Sir Richard Steele ‘back under old management' and ready to open again

Bohemian pub put back the way it was by former landlord

Thursday, 16th February 2023 — By Dan Carrier

jimmy mgrath at steeles (2)

Jimmy McGreath outside  the Sir Richard Steele in Haverstock Hill

A POPULAR pub is being put back just as it was during its glory days – after its former owner bought it from receivers selling off the assets of a defunct chain.

The Sir Richard Steele pub in Haverstock Hill will rise again tomorrow (Friday) night under the management of publican Jimmy McGrath, who first ran the Belsize Park local four decades ago. His family has been involved with the The Steeles – as it is best known locally – since the 1980s until they were forced to sell it.

But Mr McGrath, who first ran the bar 1980s, collected the keys on Friday and has spent the week readying himself for an emotionally charged reopening. He said: “We are overjoyed and we will restore it to its former glory, bring back the madness, bring back the joy – bring back The Steele’s.”

A new notice is set to be erected on the facade, but Mr McGrath is not changing the famous pub’s name. He said: “We’re going to put up a massive sign saying ‘Under Old Management’.”

Mr McGrath said: “There are a lot of pubs closing down, but if the management is good enough they can work.” The Steeles has a long and illustrious history, opening in Victorian times. It was the haunt of many faces in the 1960s and 70s, including the likes of Oliver Reed, Dudley Moore, Peter Cooke, Jimmy Greaves and George Best. In the late 1980s and 90s, new pop and TV stars from the Britpop era made it their local, including Liam and Noel Gallagher, Chris Evans, Billie Piper and a host of British actors.

Mr McGrath’s son Kirk and business partner Paul Davies had to sell the pub after the 2008 banking crash when they discovered they had been miss-sold a business loan. It was later owned by Faucett Inn, who turned the upper floors into flats after a long battle with planners.

The company’s assets were handed over to administrators LSS last summer, opening up the opportunity for Mr McGrath to buy it back. He said he had persuaded LSS to remove the pub from a requirement to buy three other Faucett Inn bars at the same time – including the Black Cap pub in Camden High Street.

“I made them an offer they couldn’t refuse. I struck a good deal,” said Mr McGrath, who also owns the King William IV in Hampstead.

He is taking on a 20-year lease and a grand opening party inviting former regulars back inside is due to take place tomorrow (Friday). The pub will host parties and events in its back room, and serve food as well as a range of alcohol.

Mr McGrath with the old portrait of Sir Richard Steele

Mr McGrath said the return of the pub comes with a mix of excitement tinged with some sadness.

He said: “I am really looking forward to welcoming back so many old friends, old regulars, and new ones too.
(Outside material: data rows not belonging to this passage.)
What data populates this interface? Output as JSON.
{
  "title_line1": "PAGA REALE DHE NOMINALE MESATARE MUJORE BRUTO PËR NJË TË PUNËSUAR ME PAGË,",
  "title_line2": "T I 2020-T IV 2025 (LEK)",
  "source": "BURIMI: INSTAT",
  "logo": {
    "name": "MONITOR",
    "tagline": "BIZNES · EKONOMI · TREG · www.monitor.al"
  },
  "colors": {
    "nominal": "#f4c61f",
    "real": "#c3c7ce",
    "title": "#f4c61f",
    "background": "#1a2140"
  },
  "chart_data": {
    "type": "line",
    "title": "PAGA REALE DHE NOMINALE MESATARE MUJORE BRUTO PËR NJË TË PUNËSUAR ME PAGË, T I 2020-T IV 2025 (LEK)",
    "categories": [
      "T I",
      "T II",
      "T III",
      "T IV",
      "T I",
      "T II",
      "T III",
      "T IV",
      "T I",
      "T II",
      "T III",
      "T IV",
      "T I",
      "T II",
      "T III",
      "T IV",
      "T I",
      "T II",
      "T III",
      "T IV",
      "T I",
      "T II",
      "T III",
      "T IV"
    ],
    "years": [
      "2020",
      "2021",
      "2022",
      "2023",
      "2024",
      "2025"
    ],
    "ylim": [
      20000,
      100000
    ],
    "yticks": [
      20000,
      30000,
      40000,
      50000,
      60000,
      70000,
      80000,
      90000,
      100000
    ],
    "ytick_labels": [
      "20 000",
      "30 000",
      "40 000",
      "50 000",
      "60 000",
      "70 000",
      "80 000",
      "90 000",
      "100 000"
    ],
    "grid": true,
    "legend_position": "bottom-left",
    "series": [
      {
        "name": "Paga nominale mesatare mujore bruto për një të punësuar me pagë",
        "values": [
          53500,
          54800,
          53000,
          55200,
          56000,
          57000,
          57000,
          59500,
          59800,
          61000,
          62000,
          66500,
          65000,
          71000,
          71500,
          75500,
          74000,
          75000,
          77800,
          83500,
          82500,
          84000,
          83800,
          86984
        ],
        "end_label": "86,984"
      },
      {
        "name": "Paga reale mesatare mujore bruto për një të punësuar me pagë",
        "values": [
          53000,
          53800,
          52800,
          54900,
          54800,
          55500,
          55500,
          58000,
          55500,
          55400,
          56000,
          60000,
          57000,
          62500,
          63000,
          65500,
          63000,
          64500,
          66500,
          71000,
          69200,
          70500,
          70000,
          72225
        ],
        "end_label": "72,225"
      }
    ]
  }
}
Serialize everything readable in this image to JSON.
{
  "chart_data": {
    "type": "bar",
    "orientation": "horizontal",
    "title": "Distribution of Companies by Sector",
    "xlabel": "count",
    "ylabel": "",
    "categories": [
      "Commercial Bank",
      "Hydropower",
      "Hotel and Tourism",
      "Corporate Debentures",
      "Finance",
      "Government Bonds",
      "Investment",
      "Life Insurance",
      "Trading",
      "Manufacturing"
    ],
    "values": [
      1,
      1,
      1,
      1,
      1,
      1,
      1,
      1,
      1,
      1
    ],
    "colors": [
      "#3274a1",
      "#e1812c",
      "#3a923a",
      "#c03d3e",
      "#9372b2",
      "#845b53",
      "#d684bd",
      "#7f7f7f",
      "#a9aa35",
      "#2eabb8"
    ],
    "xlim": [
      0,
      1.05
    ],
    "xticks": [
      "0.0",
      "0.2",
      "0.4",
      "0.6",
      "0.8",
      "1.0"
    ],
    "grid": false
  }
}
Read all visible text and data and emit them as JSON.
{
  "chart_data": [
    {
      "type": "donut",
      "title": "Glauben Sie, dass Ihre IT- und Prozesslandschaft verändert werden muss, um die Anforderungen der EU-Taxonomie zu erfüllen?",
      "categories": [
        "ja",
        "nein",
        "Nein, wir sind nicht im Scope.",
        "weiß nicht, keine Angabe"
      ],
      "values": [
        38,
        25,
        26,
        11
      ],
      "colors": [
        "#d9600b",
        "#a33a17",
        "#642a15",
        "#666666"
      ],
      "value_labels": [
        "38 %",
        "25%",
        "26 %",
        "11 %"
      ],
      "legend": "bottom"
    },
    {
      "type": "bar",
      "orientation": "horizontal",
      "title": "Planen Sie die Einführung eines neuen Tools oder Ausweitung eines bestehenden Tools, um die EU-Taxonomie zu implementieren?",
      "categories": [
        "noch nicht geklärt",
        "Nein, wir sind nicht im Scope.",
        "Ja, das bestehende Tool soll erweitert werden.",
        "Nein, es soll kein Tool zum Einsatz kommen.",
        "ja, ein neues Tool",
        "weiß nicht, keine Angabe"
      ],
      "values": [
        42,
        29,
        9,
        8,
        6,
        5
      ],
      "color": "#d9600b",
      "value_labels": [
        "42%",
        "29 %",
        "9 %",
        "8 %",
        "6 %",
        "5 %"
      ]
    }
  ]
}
But I have to say, there are some who came in who are no longer with us. “I remember so many – there was a musician called Tony Ashton, from Ashton Gardner and Dyke, who did the song Resurrection Shuffle and had a massive hit. It will be sad not to welcome him back through the doors. “There are so many who have missed out on 15 years of great Saturday nights in the Steeles because of what happened. I am really looking forward to seeing people, coming back in.”

The aristocrat the pub is named after – an Anglo-Irish writer and politician, who died in 1729 – had always cast a beady eye on the proceedings in the pub, from a full-length portrait. When the pub was taken over the painting was sold to a regular who could not bear to see it lost. But McGrath has tracked it down and said: “Dicky himself is back – and he’s going on the wall where he always was.”

While many of the other trinkets, curios and arty objects the pub was famous for have been dispersed, there is one piece that could not be sold – a ceiling painting completed by a regular in the 1980s. Mr McGrath is particularly pleased it has survived.

He said: “When they asked if they could do it, I said yes – as long as they put my two grandchildren in. He lay on his back like Michelangelo doing the Sistine Chapel. I’m pleased to say my grandchildren are still in place.”